Institutional Investment Strategy: Reduce, Reuse, Recycle

Apr 2nd, 2007 | Filed under: Hedge Fund Regulation

The investment buzz has come almost full circle

By: Milton Ezrati, Lord Abbett & Co.
Published: April 2, 2007

Milton Ezrati (member of the Portable Alpha Hall of Fame) writes an interesting op/ed today in Investment News. If you subscribe to their email, scroll all the way to the end of it. If you do not, then click here to view the piece via our relationship with InvestmentNews.com.

To summarize, Ezrati says a growing institutional appetite for long exposure (vs. hedge fund exposures) comes at exactly the wrong time in the cycle. In fact, Ezrati says this is exactly what happened in 2002 when institutional investors clamored for hedge funds – convinced markets would continue to flounder. We were wrong then and we may be wrong now.

Says Ezrati:

“This news would be funny were it not also so sad, for it brings the investment buzz almost full circle to where it was some 10 years ago.”

Markets have appreciated for several years now. After losing money on short positions for most of this time, institutions are fed up with long/short strategies according to Ezrati (although we don’t actually see any empirical evidence of this). In his words:

“…investors seem to have decided finally that hedged portfolios, with their now seemingly vulnerable short positions, offer none of the hoped-for salvation that they once promised when the market was suffering. So investment fashion has turned again, now against hedged approaches and toward long-only approaches.”

“The real losers will remain the fashion-conscious investors, who switch strategies in order to pick up the most recent winners.”

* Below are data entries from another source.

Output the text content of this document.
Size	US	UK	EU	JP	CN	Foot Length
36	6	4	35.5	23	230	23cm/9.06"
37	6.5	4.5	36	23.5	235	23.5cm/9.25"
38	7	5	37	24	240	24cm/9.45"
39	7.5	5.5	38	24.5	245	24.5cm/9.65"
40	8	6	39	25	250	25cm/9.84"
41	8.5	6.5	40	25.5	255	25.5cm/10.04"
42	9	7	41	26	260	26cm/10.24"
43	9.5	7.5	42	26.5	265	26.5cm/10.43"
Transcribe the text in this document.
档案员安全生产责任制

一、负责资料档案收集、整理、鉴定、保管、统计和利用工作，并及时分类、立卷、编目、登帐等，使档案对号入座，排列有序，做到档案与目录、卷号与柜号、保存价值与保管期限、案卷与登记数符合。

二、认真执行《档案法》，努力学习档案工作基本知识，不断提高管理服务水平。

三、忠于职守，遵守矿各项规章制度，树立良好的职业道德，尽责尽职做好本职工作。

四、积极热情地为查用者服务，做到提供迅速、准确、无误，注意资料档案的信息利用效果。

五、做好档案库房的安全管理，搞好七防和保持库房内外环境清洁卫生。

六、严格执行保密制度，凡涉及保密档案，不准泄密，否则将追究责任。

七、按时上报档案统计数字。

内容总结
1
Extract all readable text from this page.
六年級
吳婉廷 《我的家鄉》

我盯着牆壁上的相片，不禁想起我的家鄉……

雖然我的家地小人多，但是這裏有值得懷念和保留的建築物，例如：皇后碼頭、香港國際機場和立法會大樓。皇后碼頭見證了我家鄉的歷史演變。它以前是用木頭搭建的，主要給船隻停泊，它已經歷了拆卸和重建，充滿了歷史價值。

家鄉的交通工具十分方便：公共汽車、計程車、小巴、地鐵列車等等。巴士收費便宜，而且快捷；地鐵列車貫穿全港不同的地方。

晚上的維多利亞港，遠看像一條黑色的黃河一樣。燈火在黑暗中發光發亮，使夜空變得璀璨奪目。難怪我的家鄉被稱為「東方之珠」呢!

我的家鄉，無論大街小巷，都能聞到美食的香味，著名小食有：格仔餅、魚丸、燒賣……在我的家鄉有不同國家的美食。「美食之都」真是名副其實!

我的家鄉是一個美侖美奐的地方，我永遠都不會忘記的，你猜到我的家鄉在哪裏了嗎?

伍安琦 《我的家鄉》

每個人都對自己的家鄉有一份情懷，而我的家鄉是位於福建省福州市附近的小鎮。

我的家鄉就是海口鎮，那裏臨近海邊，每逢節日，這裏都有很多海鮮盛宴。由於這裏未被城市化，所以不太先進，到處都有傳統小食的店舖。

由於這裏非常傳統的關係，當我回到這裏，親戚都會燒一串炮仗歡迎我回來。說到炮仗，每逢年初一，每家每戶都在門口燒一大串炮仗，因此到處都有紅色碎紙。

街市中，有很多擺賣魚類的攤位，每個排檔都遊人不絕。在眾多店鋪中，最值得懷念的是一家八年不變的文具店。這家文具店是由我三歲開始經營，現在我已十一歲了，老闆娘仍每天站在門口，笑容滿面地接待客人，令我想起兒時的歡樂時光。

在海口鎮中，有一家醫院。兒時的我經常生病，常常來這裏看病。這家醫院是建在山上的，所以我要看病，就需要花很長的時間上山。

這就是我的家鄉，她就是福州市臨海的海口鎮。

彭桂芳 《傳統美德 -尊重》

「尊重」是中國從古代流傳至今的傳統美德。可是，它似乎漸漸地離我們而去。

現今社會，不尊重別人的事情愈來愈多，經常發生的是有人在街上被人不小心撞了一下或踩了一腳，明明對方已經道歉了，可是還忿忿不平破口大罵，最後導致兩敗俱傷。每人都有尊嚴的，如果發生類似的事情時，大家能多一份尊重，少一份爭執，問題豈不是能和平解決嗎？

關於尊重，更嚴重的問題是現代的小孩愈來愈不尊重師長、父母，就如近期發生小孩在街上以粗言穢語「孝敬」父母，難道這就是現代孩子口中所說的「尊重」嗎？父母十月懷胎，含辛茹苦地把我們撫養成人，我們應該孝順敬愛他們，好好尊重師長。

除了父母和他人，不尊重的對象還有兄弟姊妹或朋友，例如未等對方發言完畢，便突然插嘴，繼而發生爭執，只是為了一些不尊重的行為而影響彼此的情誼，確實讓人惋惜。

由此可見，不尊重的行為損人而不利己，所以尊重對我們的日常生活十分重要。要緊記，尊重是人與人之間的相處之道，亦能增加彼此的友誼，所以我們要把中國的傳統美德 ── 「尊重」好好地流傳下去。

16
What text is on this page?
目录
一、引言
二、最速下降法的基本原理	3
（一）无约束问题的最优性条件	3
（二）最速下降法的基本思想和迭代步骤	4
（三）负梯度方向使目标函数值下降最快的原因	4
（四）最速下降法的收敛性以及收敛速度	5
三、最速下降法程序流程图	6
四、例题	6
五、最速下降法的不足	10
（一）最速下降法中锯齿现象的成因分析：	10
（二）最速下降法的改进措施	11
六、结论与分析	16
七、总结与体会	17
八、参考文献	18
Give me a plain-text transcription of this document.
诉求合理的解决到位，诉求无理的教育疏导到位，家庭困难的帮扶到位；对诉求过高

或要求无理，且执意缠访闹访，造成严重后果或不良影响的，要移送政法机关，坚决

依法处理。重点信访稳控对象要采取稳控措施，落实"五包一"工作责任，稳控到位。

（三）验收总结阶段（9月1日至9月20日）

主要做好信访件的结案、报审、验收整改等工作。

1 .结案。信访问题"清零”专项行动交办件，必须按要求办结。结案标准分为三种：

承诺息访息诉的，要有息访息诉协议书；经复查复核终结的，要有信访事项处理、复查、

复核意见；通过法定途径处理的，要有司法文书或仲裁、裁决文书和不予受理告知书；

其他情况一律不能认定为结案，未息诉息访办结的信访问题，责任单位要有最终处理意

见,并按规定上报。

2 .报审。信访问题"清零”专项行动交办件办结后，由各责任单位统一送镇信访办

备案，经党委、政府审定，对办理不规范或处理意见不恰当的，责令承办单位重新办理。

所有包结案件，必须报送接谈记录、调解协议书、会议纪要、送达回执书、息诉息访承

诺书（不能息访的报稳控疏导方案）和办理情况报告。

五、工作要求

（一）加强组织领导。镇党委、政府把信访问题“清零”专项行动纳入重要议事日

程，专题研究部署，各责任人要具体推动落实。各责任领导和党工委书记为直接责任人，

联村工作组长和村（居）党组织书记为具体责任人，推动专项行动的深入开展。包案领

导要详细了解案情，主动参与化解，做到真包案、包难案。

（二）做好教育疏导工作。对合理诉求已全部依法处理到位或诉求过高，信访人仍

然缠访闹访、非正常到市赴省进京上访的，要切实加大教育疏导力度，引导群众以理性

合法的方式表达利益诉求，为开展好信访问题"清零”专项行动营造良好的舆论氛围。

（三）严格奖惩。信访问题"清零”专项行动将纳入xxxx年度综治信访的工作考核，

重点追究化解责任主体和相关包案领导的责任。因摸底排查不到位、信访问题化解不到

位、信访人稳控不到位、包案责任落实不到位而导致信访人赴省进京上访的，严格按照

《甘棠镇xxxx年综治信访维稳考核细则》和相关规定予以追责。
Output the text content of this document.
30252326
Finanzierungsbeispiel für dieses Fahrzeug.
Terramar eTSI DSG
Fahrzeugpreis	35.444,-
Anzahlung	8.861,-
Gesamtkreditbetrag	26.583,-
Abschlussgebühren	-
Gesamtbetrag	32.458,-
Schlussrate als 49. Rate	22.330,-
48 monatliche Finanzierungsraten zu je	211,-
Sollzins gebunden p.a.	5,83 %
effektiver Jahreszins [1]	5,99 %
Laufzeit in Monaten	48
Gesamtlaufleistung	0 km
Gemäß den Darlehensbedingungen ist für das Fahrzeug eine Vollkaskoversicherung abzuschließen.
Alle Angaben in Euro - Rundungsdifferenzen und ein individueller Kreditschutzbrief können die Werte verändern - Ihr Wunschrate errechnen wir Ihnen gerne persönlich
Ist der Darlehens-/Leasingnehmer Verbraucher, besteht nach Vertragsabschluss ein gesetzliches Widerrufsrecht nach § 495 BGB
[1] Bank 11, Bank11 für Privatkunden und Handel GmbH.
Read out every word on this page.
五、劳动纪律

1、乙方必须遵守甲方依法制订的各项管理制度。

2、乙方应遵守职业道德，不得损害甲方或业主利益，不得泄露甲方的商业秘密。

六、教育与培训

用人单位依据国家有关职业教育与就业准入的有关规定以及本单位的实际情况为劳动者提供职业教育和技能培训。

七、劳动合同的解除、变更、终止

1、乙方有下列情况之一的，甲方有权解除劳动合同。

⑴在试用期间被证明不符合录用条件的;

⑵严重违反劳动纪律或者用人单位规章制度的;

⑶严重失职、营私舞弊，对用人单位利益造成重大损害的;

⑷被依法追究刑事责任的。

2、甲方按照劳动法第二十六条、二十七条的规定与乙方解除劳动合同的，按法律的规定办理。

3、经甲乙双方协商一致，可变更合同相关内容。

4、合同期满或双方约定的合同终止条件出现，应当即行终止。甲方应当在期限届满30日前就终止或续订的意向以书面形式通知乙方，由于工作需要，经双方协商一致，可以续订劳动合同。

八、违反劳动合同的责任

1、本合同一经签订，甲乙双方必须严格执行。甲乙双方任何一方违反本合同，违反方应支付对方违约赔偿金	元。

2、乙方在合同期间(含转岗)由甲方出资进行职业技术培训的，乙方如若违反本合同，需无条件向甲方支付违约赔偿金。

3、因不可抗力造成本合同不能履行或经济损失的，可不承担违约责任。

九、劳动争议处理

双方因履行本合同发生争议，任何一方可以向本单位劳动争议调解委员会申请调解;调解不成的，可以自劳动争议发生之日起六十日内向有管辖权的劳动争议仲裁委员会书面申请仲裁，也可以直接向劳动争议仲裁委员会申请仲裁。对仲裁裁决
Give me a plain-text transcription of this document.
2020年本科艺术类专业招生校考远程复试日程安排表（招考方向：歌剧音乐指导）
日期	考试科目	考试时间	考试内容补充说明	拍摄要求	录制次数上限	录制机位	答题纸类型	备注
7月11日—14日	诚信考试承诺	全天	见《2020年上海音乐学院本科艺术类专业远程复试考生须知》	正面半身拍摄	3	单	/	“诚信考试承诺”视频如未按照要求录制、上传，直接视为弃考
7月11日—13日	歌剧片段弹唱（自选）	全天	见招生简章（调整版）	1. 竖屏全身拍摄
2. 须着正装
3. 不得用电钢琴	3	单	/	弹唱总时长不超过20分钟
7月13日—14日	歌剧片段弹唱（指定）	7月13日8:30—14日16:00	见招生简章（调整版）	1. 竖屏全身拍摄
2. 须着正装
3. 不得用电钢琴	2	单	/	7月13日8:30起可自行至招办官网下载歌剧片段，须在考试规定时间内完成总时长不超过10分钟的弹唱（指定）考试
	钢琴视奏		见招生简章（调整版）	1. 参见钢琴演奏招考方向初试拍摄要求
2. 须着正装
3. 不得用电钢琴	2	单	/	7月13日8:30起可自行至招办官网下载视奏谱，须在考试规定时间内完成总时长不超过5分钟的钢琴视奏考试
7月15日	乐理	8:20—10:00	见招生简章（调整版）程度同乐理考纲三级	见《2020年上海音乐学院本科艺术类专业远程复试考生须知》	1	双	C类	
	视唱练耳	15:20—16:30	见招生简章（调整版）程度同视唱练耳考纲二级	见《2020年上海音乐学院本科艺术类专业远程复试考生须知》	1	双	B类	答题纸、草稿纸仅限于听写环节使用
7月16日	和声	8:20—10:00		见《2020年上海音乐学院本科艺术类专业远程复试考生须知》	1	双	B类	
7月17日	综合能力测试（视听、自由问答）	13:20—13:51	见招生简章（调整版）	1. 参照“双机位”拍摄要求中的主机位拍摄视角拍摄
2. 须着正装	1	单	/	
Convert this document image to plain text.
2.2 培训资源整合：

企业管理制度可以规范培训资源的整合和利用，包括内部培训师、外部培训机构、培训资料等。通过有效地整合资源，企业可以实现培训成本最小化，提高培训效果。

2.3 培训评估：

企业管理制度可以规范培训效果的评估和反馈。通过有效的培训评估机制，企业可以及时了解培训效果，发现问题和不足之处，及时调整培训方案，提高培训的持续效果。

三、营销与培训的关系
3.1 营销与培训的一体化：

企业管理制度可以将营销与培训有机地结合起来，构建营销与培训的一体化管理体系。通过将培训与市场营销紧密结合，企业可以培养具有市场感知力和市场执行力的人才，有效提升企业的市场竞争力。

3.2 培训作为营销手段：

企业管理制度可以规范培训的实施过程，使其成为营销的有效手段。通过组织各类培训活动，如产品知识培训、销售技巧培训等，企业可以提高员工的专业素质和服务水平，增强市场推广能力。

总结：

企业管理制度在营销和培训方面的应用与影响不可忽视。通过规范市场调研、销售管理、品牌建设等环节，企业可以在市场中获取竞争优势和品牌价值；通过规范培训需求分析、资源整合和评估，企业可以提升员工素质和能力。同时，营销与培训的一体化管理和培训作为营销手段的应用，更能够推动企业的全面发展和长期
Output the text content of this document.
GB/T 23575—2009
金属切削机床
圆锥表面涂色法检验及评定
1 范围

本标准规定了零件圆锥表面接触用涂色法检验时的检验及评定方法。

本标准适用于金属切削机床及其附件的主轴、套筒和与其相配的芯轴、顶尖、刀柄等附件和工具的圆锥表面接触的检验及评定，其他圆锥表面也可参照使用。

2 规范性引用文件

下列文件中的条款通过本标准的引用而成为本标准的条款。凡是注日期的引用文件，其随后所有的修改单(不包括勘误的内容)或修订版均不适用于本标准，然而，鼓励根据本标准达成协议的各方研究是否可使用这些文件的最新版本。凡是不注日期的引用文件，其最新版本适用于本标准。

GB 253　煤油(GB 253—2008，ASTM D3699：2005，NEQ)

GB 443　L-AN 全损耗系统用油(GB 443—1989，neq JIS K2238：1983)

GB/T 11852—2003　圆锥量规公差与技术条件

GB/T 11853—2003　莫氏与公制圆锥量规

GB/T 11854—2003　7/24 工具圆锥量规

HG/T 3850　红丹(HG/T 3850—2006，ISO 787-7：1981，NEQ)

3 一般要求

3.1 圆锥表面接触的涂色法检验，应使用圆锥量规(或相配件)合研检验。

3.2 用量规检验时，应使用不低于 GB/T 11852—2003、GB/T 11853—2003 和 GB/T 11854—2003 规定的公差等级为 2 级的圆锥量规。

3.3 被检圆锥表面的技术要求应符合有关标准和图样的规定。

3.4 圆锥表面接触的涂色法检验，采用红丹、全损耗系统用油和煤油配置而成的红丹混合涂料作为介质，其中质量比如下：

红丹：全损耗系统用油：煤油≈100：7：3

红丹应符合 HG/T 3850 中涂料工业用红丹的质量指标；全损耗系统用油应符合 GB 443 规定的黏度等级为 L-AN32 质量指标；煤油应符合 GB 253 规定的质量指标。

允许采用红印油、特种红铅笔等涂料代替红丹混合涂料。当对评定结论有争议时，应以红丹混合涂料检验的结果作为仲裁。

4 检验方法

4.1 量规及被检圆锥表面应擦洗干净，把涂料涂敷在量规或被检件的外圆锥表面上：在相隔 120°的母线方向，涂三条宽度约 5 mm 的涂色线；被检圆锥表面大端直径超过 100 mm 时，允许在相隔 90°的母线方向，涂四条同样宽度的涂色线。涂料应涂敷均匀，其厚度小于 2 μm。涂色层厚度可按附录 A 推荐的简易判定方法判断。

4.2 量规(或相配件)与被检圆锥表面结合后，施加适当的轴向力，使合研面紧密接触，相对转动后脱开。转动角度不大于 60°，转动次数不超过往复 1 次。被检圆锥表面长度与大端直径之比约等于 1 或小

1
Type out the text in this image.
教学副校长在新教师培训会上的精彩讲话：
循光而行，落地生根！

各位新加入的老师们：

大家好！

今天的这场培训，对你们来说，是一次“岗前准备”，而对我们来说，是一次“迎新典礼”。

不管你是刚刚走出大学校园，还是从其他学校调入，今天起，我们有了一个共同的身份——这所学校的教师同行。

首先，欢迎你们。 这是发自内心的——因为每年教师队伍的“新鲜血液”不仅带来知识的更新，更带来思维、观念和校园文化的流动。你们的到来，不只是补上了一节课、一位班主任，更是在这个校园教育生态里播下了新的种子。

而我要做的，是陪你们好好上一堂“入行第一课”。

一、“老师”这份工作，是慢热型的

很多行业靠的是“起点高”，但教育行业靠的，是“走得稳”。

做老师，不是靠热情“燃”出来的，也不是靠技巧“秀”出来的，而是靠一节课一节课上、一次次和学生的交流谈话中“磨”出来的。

Apparently it’s tough for a (long-bias) tiger to change its stripes though. After laying the groundwork for an argument that now is the time to check out of the long-only hotel, he pulls up somewhat short:

“The new fashion [long-only investing] still is young. The equity market has ample fundamental support to rise still farther and reward long-only strategies at the expense of the hedged approach. But if history is any guide, these expected advances will raise the enthusiasm of the fashion conscious, so that in the fullness of time, just as before, they will exaggerate the approach, leverage their long-only strategies and focus their portfolios narrowly on whatever groups happen to lead this time.”

This leaves us wondering if we are at the zenith of the long-only fad (exactly the wrong time to go long) or somewhere in the middle (a pretty good time to go long). In other words, if you pick the “most recent winners”, will you become a “real loser” or be rewarded “at the expense of the hedged approach“?

According to Ezrati, it seems this is one fad that deserves to be recycled just a little longer.